Этой Брайнделе-козак я многим обязана. Она открыла мне глаза и на директора Щупака и на хрипуна Муравчика и научила, как вести себя с ними. Она посвятила меня в такие тайны, которые я, пожалуй, могла бы без большого вреда узнать немного позднее… Ее, мадам Черняк, я должна благодарить за то, что вовремя вырвалась из этого болота. Она первая указала мне, что мое место не здесь, среди комедиантов… Не будь ее, может быть, я и поныне бродила бы по свету с труппой Щупака, выступала бы в разных кабачках, пела бы «В пятницу вечерком», одетая в мужские штаны, и плясала бы «веселую»…

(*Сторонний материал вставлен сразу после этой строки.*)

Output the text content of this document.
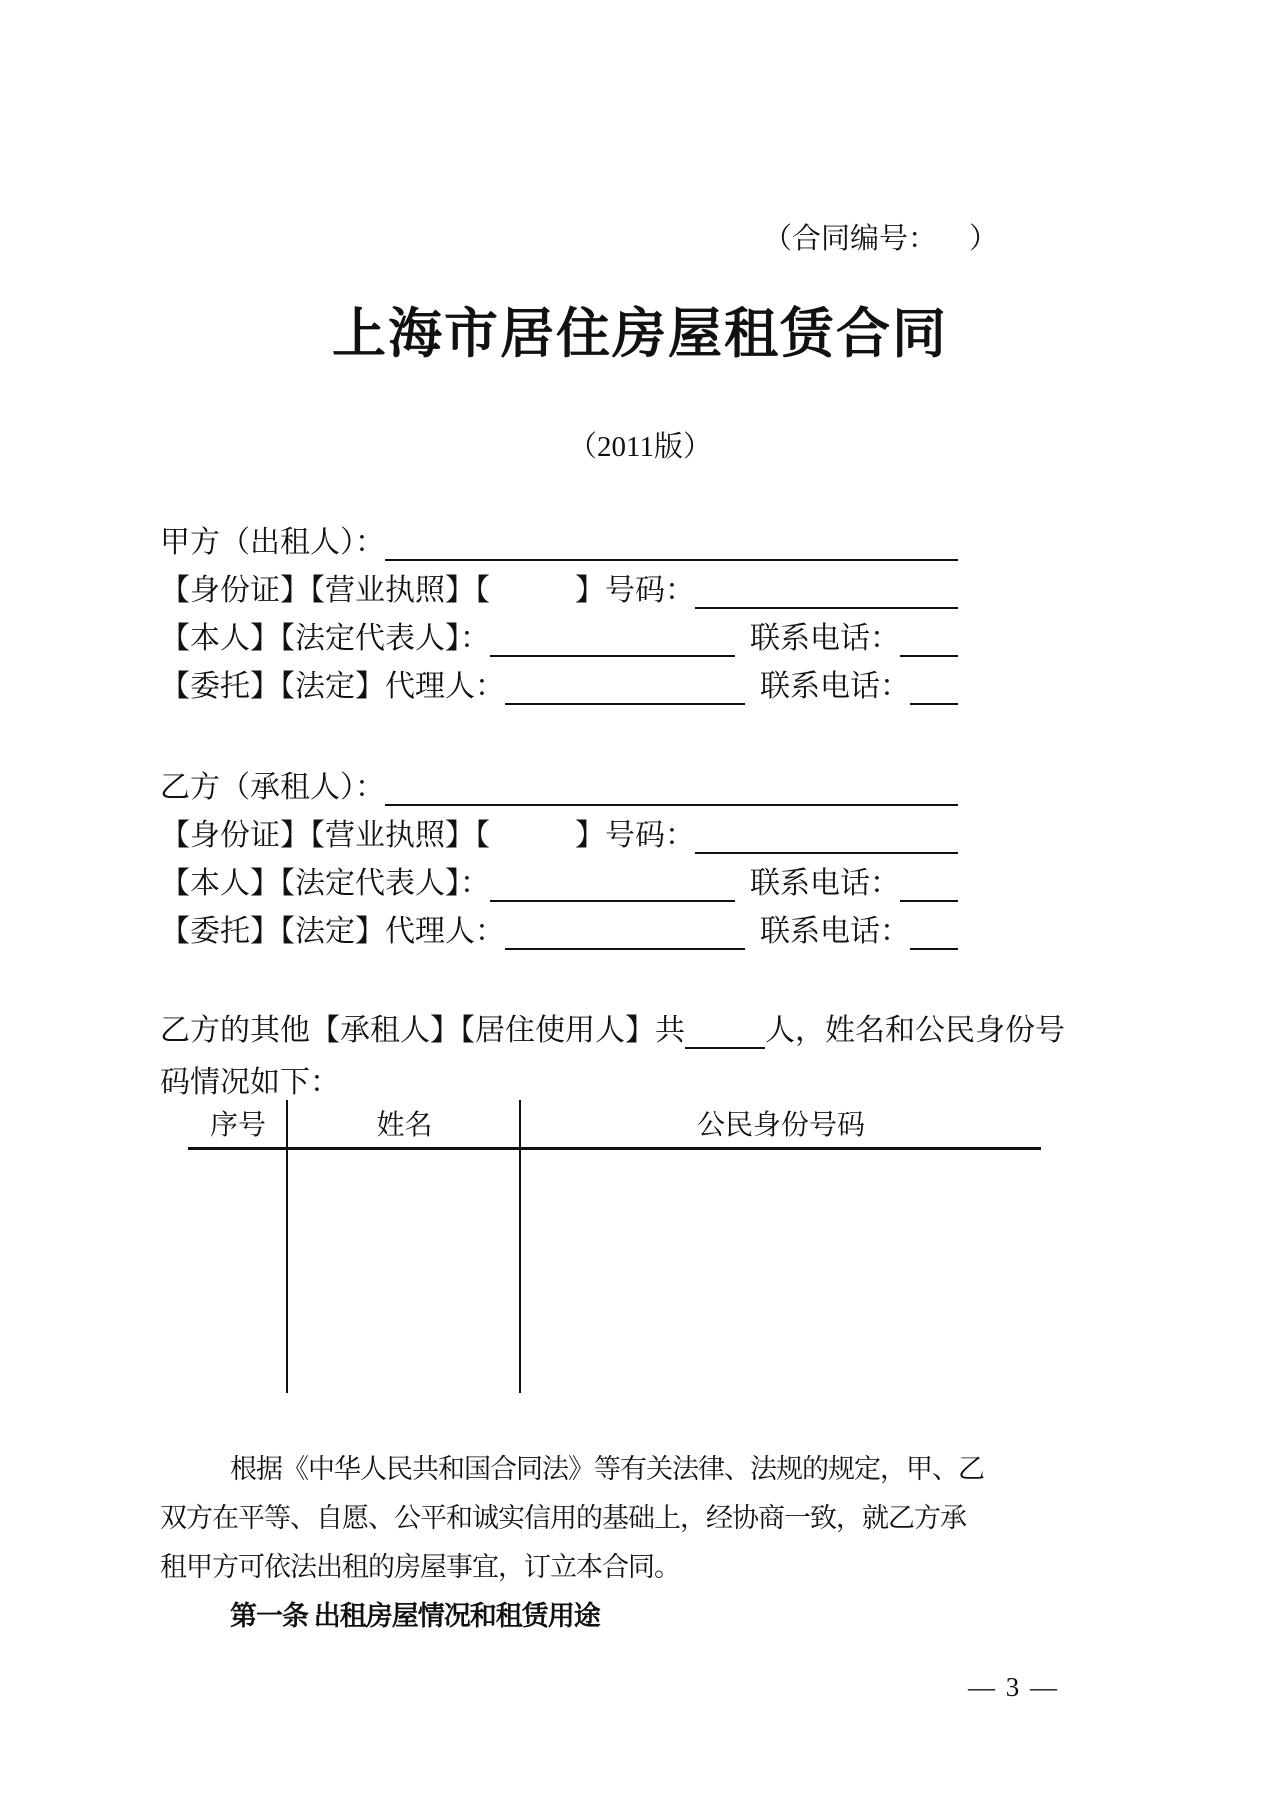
（合同编号： ）
上海市居住房屋租赁合同
（2011版）
甲方（出租人）：
【身份证】【营业执照】【	】号码：
【本人】【法定代表人】：	联系电话：
【委托】【法定】代理人：	联系电话：
乙方（承租人）：
【身份证】【营业执照】【	】号码：
【本人】【法定代表人】：	联系电话：
【委托】【法定】代理人：	联系电话：
乙方的其他【承租人】【居住使用人】共	人，姓名和公民身份号
码情况如下：
序号	姓名	公民身份号码
根据《中华人民共和国合同法》等有关法律、法规的规定，甲、乙
双方在平等、自愿、公平和诚实信用的基础上，经协商一致，就乙方承
租甲方可依法出租的房屋事宜，订立本合同。
第一条 出租房屋情况和租赁用途
— 3 —
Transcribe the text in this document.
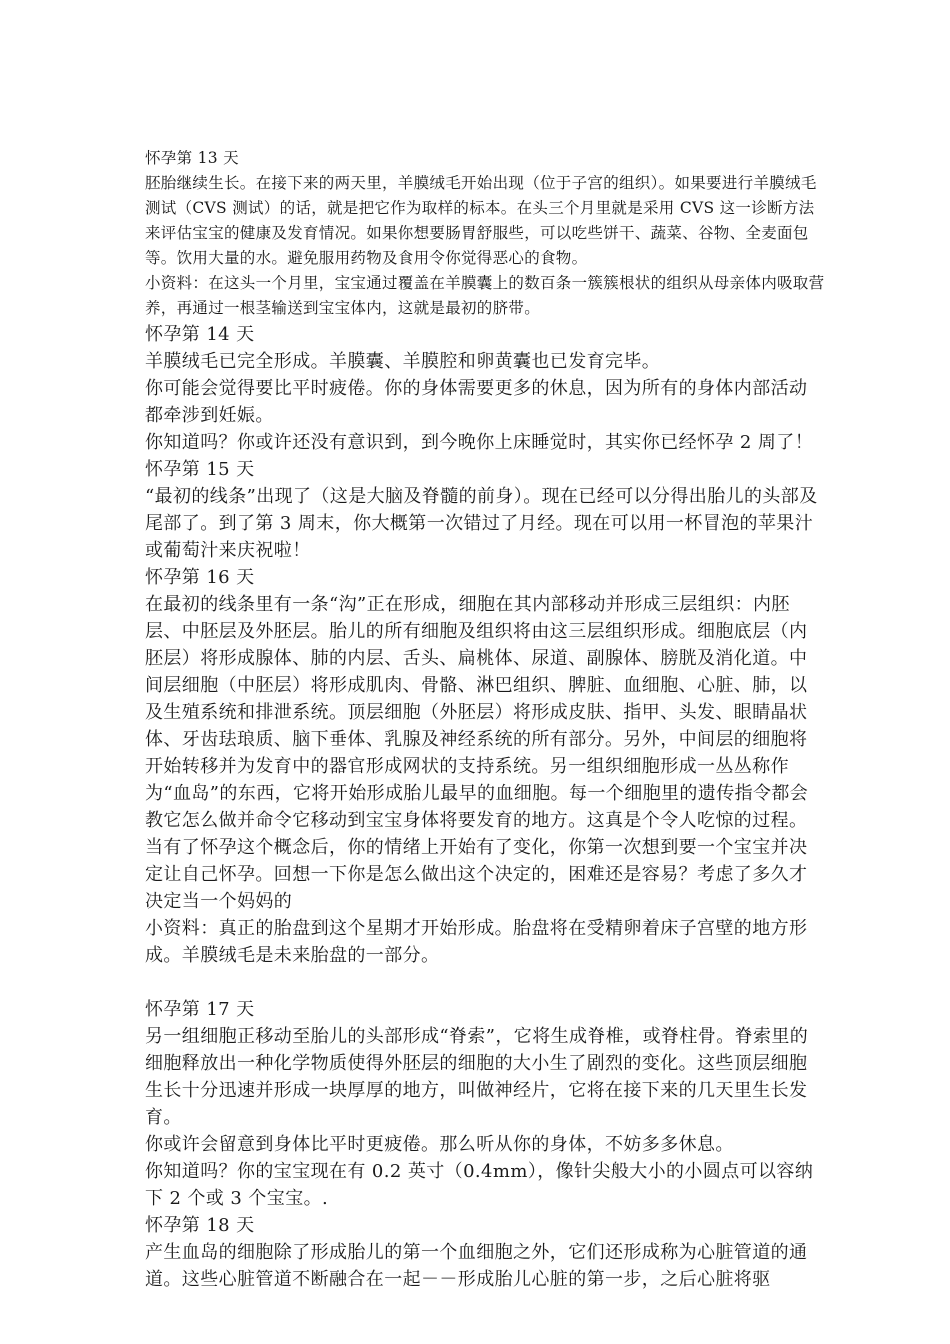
怀孕第 13 天

胚胎继续生长。在接下来的两天里，羊膜绒毛开始出现（位于子宫的组织）。如果要进行羊膜绒毛测试（CVS 测试）的话，就是把它作为取样的标本。在头三个月里就是采用 CVS 这一诊断方法来评估宝宝的健康及发育情况。如果你想要肠胃舒服些，可以吃些饼干、蔬菜、谷物、全麦面包等。饮用大量的水。避免服用药物及食用令你觉得恶心的食物。

小资料：在这头一个月里，宝宝通过覆盖在羊膜囊上的数百条一簇簇根状的组织从母亲体内吸取营养，再通过一根茎输送到宝宝体内，这就是最初的脐带。

怀孕第 14 天

羊膜绒毛已完全形成。羊膜囊、羊膜腔和卵黄囊也已发育完毕。

你可能会觉得要比平时疲倦。你的身体需要更多的休息，因为所有的身体内部活动都牵涉到妊娠。

你知道吗？你或许还没有意识到，到今晚你上床睡觉时，其实你已经怀孕 2 周了！

怀孕第 15 天

“最初的线条”出现了（这是大脑及脊髓的前身）。现在已经可以分得出胎儿的头部及尾部了。到了第 3 周末，你大概第一次错过了月经。现在可以用一杯冒泡的苹果汁或葡萄汁来庆祝啦！

怀孕第 16 天

在最初的线条里有一条“沟”正在形成，细胞在其内部移动并形成三层组织：内胚层、中胚层及外胚层。胎儿的所有细胞及组织将由这三层组织形成。细胞底层（内胚层）将形成腺体、肺的内层、舌头、扁桃体、尿道、副腺体、膀胱及消化道。中间层细胞（中胚层）将形成肌肉、骨骼、淋巴组织、脾脏、血细胞、心脏、肺，以及生殖系统和排泄系统。顶层细胞（外胚层）将形成皮肤、指甲、头发、眼睛晶状体、牙齿珐琅质、脑下垂体、乳腺及神经系统的所有部分。另外，中间层的细胞将开始转移并为发育中的器官形成网状的支持系统。另一组织细胞形成一丛丛称作为“血岛”的东西，它将开始形成胎儿最早的血细胞。每一个细胞里的遗传指令都会教它怎么做并命令它移动到宝宝身体将要发育的地方。这真是个令人吃惊的过程。

当有了怀孕这个概念后，你的情绪上开始有了变化，你第一次想到要一个宝宝并决定让自己怀孕。回想一下你是怎么做出这个决定的，困难还是容易？考虑了多久才决定当一个妈妈的

小资料：真正的胎盘到这个星期才开始形成。胎盘将在受精卵着床子宫壁的地方形成。羊膜绒毛是未来胎盘的一部分。

怀孕第 17 天

另一组细胞正移动至胎儿的头部形成“脊索”，它将生成脊椎，或脊柱骨。脊索里的细胞释放出一种化学物质使得外胚层的细胞的大小生了剧烈的变化。这些顶层细胞生长十分迅速并形成一块厚厚的地方，叫做神经片，它将在接下来的几天里生长发育。

你或许会留意到身体比平时更疲倦。那么听从你的身体，不妨多多休息。

你知道吗？你的宝宝现在有 0.2 英寸（0.4mm），像针尖般大小的小圆点可以容纳下 2 个或 3 个宝宝。.

怀孕第 18 天

产生血岛的细胞除了形成胎儿的第一个血细胞之外，它们还形成称为心脏管道的通道。这些心脏管道不断融合在一起－－形成胎儿心脏的第一步，之后心脏将驱
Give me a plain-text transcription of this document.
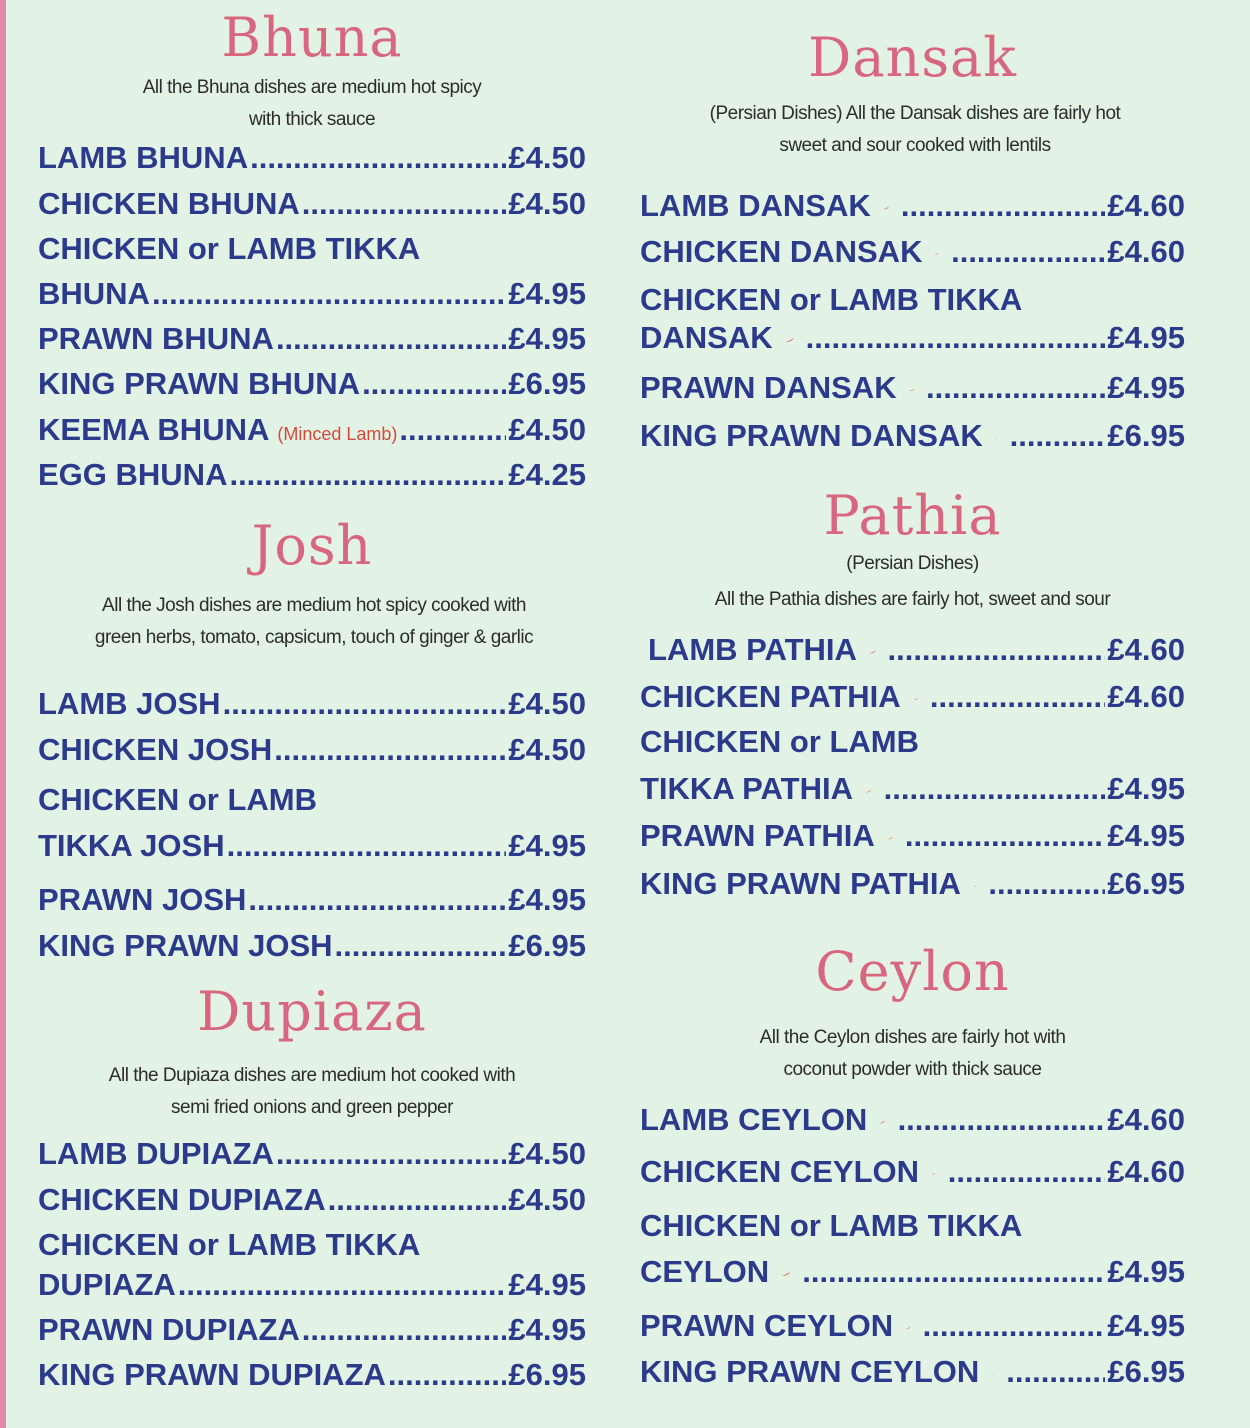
Bhuna
All the Bhuna dishes are medium hot spicy
with thick sauce
LAMB BHUNA .....	£4.50
CHICKEN BHUNA .....	£4.50
CHICKEN or LAMB TIKKA
BHUNA .....	£4.95
PRAWN BHUNA .....	£4.95
KING PRAWN BHUNA .....	£6.95
KEEMA BHUNA (Minced Lamb) .....	£4.50
EGG BHUNA .....	£4.25
Josh
All the Josh dishes are medium hot spicy cooked with
green herbs, tomato, capsicum, touch of ginger & garlic
LAMB JOSH .....	£4.50
CHICKEN JOSH .....	£4.50
CHICKEN or LAMB
TIKKA JOSH .....	£4.95
PRAWN JOSH .....	£4.95
KING PRAWN JOSH .....	£6.95
Dupiaza
All the Dupiaza dishes are medium hot cooked with
semi fried onions and green pepper
LAMB DUPIAZA .....	£4.50
CHICKEN DUPIAZA .....	£4.50
CHICKEN or LAMB TIKKA
DUPIAZA .....	£4.95
PRAWN DUPIAZA .....	£4.95
KING PRAWN DUPIAZA .....	£6.95
Dansak
(Persian Dishes) All the Dansak dishes are fairly hot
sweet and sour cooked with lentils
LAMB DANSAK .....	£4.60
CHICKEN DANSAK .....	£4.60
CHICKEN or LAMB TIKKA
DANSAK .....	£4.95
PRAWN DANSAK .....	£4.95
KING PRAWN DANSAK .....	£6.95
Pathia
(Persian Dishes)
All the Pathia dishes are fairly hot, sweet and sour
LAMB PATHIA .....	£4.60
CHICKEN PATHIA .....	£4.60
CHICKEN or LAMB
TIKKA PATHIA .....	£4.95
PRAWN PATHIA .....	£4.95
KING PRAWN PATHIA .....	£6.95
Ceylon
All the Ceylon dishes are fairly hot with
coconut powder with thick sauce
LAMB CEYLON .....	£4.60
CHICKEN CEYLON .....	£4.60
CHICKEN or LAMB TIKKA
CEYLON .....	£4.95
PRAWN CEYLON .....	£4.95
KING PRAWN CEYLON .....	£6.95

* * *Милый, дорогой! Еще сейчас, когда я вспоминаю это время, щеки горят от стыда, и в сердце бушует гнев. И не столько на директора и на моего покровителя, которые хотели только побольше заработать на моих выступлениях, выжать побольше денег, – в конце концов так и сейчас поступает любой предприниматель, – сколько на сытых обывателей с толстыми брюшками, которые ходили слушать, как я пою «В пятницу вечерком», или смотреть, как я танцую в мужском костюме «веселую», и облизывались, как коты, бурно выражая свое восхищение неистовыми криками: «Спивак! Роза Спивак!» «Любителями театра» называли они себя. Каждый вечер ходили к Щупаку в театр, нетерпеливо заглядывали за кулисы, ожидая, когда же, наконец, покажется девушка в мужских штанах?.. Ох, уж, эти мне «любители театра»! С одним из таких любителей я должна тебя познакомить.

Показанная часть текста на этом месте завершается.